7. VS & GAN Tissue Fixation

  1. Pipette 1-1.2 mL of 4% paraformaldehyde (PFA; CAUTION) into a new 1.5 mL tube.
  2. After washing the tumor or nerve with PBS (step 1.2.3), transfer a small piece of tissue (approximately 3 mm3 of VS or a 5 mm length of GAN) into 4% PFA and place the tube on a shaker at 4 °C. Ensure that the specimen is completely immersed in the solution.
  3. After at least 2 h of fixation, retrieve the tube from the shaker and proceed with further processing (e.g., embedding in paraffin or optimal cutting temperature compound (OCT) for subsequent immunohistochemistry or immunofluorescence)22,23,24. Alternatively, the tissue can be snap-frozen, as previously described25,26.

8. Collection and Storage of Human Perilymph during Translabyrinthine VS Resection

  1. Place three sterile 1.5 mL tubes on ice.
    NOTE: One tube will be kept as a backup in case of contamination.
  2. Fill one 1.5 mL tube with approximately 1.2 mL of PBS solution that has been filtered twice using a 0.22 µm filter.
    NOTE: To collect perilymph during a translabyrinthine VS resection, the surgeon must first ensure that the surgical field is free of bone dust, blood, or saline. The surgeon can use a Schuknecht 21 or 24 G suction tube in the non-dominant hand for this purpose.
    A typical place from which to extract perilymph is the lateral semicircular canal (however, the posterior semicircular canal or round window membrane can also be accessed, depending on the surgeon's preference). The surgeon should carefully remove the labyrinthine bone with a diamond bur (while using continuous suction irrigation) to identify the blue line (i.e., the membranous labyrinth) of the semicircular canal. The semicircular canal is penetrated through the blue line using a long 27 G needle attached to a 1 mL tuberculin syringe.
  3. Ask the surgeon to gently aspirate a small amount of perilymph and then pass the syringe and attached needle to the surgical nurse.
    NOTE: Typically, a drop of perilymph or less is collected. If the observed volume is larger, the sample is likely contaminated with other fluid.
  4. Open the prepared, empty 1.5 mL tube and the tube filled with PBS directly prior to use. Be careful not to touch the inside of the tube lids while opening them.
  5. Receive the syringe and attached needle from the surgical nurse and purge the fluid completely into the empty tube, taking care not to touch the tube itself with the needle.
  6. Carefully detach the needle from the syringe. Do not contaminate the needle tip, and continue to hold it in one hand.
    NOTE: A very small volume of perilymph has been collected, so some fluid may remain in the long tip of the needle.
  7. With the other hand, use the syringe itself (without the needle) to suck 0.2 mL of filtered PBS solution from the prepared tube into the body of the syringe.
  8. Reattach the needle to the syringe. Fully evacuate the syringe into the tube containing perilymph, using the sterile PBS to flush the needle tip.
  9. Close the perilymph- and PBS-containing tube and place it on ice.
  10. Dispose of the needle in a sharps container.
  11. Place the tube containing perilymph in the -80 °C freezer as soon as possible.
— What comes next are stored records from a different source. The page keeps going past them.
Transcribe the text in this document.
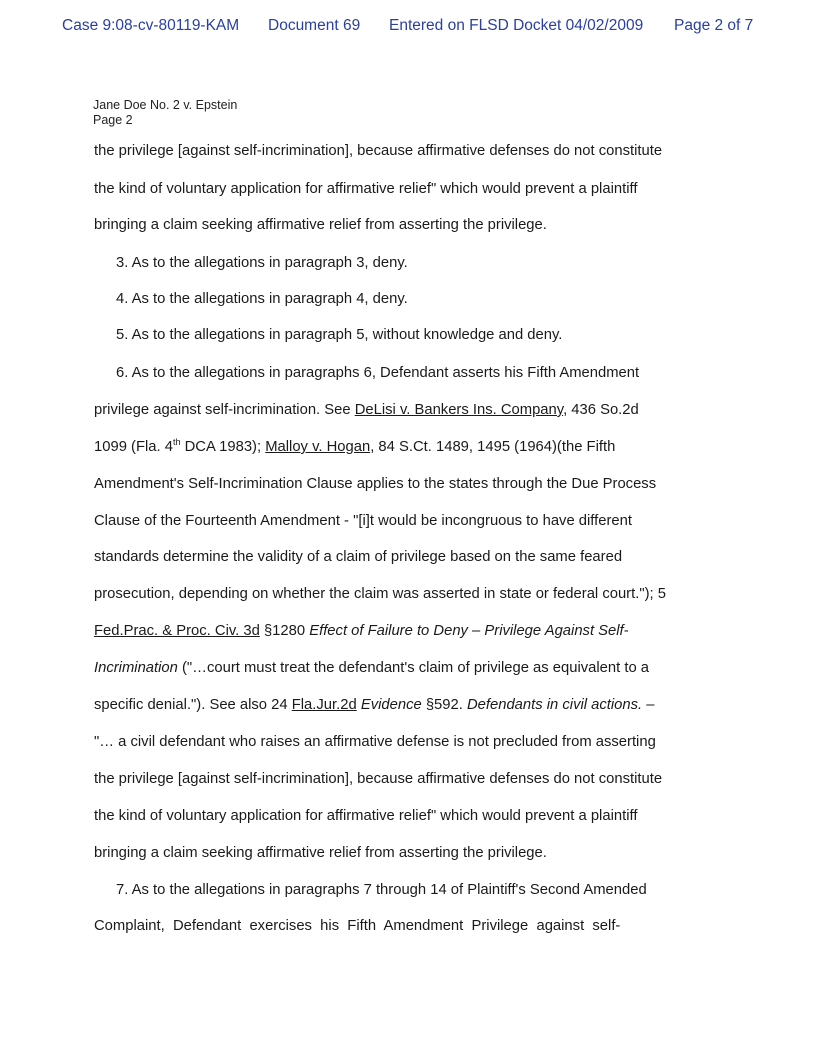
Case 9:08-cv-80119-KAM Document 69 Entered on FLSD Docket 04/02/2009 Page 2 of 7
Jane Doe No. 2 v. Epstein
Page 2
the privilege [against self-incrimination], because affirmative defenses do not constitute
the kind of voluntary application for affirmative relief" which would prevent a plaintiff
bringing a claim seeking affirmative relief from asserting the privilege.
3. As to the allegations in paragraph 3, deny.
4. As to the allegations in paragraph 4, deny.
5. As to the allegations in paragraph 5, without knowledge and deny.
6. As to the allegations in paragraphs 6, Defendant asserts his Fifth Amendment
privilege against self-incrimination. See DeLisi v. Bankers Ins. Company, 436 So.2d
1099 (Fla. 4th DCA 1983); Malloy v. Hogan, 84 S.Ct. 1489, 1495 (1964)(the Fifth
Amendment's Self-Incrimination Clause applies to the states through the Due Process
Clause of the Fourteenth Amendment - "[i]t would be incongruous to have different
standards determine the validity of a claim of privilege based on the same feared
prosecution, depending on whether the claim was asserted in state or federal court."); 5
Fed.Prac. & Proc. Civ. 3d §1280 Effect of Failure to Deny – Privilege Against Self-
Incrimination ("…court must treat the defendant's claim of privilege as equivalent to a
specific denial."). See also 24 Fla.Jur.2d Evidence §592. Defendants in civil actions. –
"… a civil defendant who raises an affirmative defense is not precluded from asserting
the privilege [against self-incrimination], because affirmative defenses do not constitute
the kind of voluntary application for affirmative relief" which would prevent a plaintiff
bringing a claim seeking affirmative relief from asserting the privilege.
7. As to the allegations in paragraphs 7 through 14 of Plaintiff's Second Amended
Complaint,  Defendant  exercises  his  Fifth  Amendment  Privilege  against  self-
9. Collection and Storage of Human CSF

  1. Place three (or more) sterile 1.5 mL tubes on ice.
    NOTE: One tube will be a backup in case of contamination or a sample volume that is larger than expected.
  2. After opening the dura mater, ask the surgeon to collect CSF with a 3 mL syringe (without an attached needle).
    NOTE: To prevent contamination, CSF collection should take place immediately following the opening of the dura mater.
  3. Ask the surgeon to hand the syringe to the surgical nurse.
  4. Receive the syringe from the surgical nurse and fully evacuate the required volume of CSF into the tube(s).
  5. Close the tube(s) and place them on ice.
  6. Place the tube(s) in the -80 °C freezer as soon as possible.
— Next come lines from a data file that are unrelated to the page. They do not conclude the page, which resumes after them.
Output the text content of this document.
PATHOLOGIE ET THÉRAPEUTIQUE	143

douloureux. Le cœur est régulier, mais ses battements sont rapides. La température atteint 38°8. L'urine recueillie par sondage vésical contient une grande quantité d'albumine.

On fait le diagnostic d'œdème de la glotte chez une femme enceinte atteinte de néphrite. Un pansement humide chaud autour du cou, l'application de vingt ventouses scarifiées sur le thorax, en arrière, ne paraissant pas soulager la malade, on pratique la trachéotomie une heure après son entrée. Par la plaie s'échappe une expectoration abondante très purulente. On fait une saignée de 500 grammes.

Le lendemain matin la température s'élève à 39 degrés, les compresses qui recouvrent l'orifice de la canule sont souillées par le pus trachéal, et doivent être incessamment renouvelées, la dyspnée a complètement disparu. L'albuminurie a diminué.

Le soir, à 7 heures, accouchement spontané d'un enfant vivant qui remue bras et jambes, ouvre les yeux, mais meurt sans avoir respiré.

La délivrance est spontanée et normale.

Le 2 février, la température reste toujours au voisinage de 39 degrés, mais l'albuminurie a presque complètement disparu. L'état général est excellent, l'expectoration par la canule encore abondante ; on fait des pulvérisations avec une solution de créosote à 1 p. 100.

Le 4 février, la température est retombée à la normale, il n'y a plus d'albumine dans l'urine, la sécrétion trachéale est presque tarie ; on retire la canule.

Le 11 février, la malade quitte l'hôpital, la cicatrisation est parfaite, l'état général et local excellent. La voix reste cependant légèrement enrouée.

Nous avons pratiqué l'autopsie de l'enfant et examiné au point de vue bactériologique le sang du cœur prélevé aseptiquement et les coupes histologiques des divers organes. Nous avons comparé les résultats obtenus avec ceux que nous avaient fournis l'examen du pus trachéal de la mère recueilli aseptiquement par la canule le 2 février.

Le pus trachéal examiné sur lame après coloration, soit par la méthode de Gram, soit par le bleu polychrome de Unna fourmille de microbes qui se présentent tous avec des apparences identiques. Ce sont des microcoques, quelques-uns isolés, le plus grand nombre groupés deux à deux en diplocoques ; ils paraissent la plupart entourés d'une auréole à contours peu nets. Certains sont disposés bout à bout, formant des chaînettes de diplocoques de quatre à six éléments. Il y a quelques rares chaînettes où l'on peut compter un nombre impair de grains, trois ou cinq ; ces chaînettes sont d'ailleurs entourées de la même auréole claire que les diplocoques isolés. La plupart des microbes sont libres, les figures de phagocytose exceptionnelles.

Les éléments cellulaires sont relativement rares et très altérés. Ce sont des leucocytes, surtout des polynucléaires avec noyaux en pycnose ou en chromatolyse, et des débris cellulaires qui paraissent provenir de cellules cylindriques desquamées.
10. Viral transduction experiments for primary VS cells

  1. Using the viral stock concentration as a reference, calculate the desired genome count (gc) number and multiplicity of infection (MOI) necessary for the proposed transduction experiment; virus stock can be diluted directly into supplemented culture medium.
    NOTE: Any viral vector suitable for primary cell transduction can be used; see Landegger et al. (2017) for a detailed comparison of six different adeno-associated virus serotypes27. Additionally, when culturing primary human cells, cell counts are not typically determined before plating onto coverslips. Primary VS cells do not respond well to trypsinization and passaging, so for a reliable MOI calculation, the number of adherent cells per well can be estimated using a phase contrast microscope. Alternatively, if cells are close to confluence, their numbers can be reliably estimated by using standard cell density values for a 24-well plate (e.g., 5 x 104 cells per well).
  2. Under a laminar flow hood, prepare supplemented medium containing the desired amount of virus in a 15 mL conical laboratory tube, such that 1 mL of virus-containing medium is prepared for each well of cells to be transduced. Pipette the virus-containing medium up and down to mix gently but thoroughly.
  3. Using sterile forceps, transfer the coverslips containing primary VS cells (step 5.2.8) from the original 24-well plate to a new 24-well plate. After the transfer of each individual coverslip, add 1 mL of virus-containing medium. Swirl the plate each time medium is added to ensure that the cells are coated evenly with the virus.
  4. Incubate at 37 °C and 5% CO2 for the duration of the planned experiment.
    NOTE: Incubations ranging from 48-120 h have all shown promising transduction results27.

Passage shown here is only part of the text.